Secondary (Reactive AA) Amyloidosis

Secondary or AA amyloidosis occurs when serum amyloid A protein — an acute phase reactant produced in response to a variety of infectious, inflammatory, or neoplastic insults — accumulates in the kidneys, gastrointestinal tract, and heart. It has been associated with conditions as diverse as familial Mediterranean fever, rheumatoid arthritis, ankylosing spondylitis, severe gout, tuberculosis, bronchiectasis, osteomyelitis, inflammatory bowel disease, Hodgkin’s disease, and renal-cell carcinoma. Treatment is directed at the underlying disease process.36

Hemodialysis-Associated (Aβ2M) Amyloidosis

Hemodialysis-associated amyloidosis is due to the accumulation of beta-2 microglobulin, a component of major histocompatibility complex (MHC) class I molecules. The most common symptom is joint pain and dysfunction, but it can also involve the gastrointestinal tract and myocardium, pericardium, and cardiac valves. The only effective treatment is renal transplantation.37

Conclusion

Amyloidosis is a relatively rare condition caused by the accumulation of diverse normal and abnormal proteins in various bodily tissues. Effective therapy cannot be instituted unless the type of amyloid is correctly identified. Treatment of these complicated patients requires careful coordination among a wide variety of subspecialists. This has become much more important as effective interventions have emerged for those with AL and other types of amyloidosis, and the success of therapeutic intervention is predicated on the earliest possible diagnosis.
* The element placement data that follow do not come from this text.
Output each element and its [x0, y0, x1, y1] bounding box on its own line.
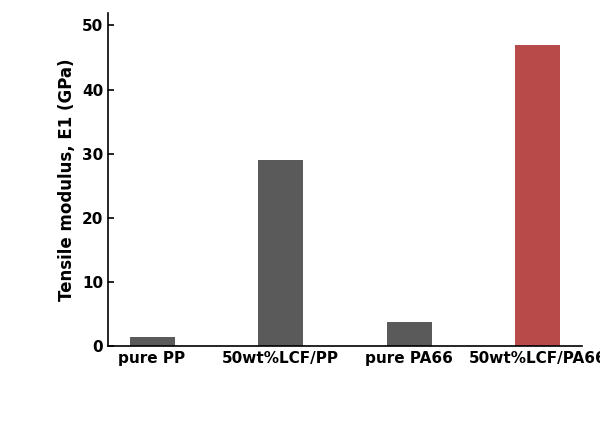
Bar — [130, 337, 175, 346]
Bar — [515, 45, 560, 346]
Y-axis label: Tensile modulus, E1 (GPa): Tensile modulus, E1 (GPa) — [58, 58, 76, 300]
Bar — [387, 322, 432, 346]
Bar — [258, 160, 303, 346]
Conflict of Interest Disclosure: All authors have completed and submitted the Methodist DeBakey Cardiovascular Journal Conflict of Interest Statement and the following was reported: Dr. Rice has served on the Speakers Bureau and received honoraria for speaking from GSK, Alexion Pharma, Amgen, and Novartis.

Funding/Support: Dr. Rice acknowledges receiving funding for registry studies indirectly from Novartis and Alexion.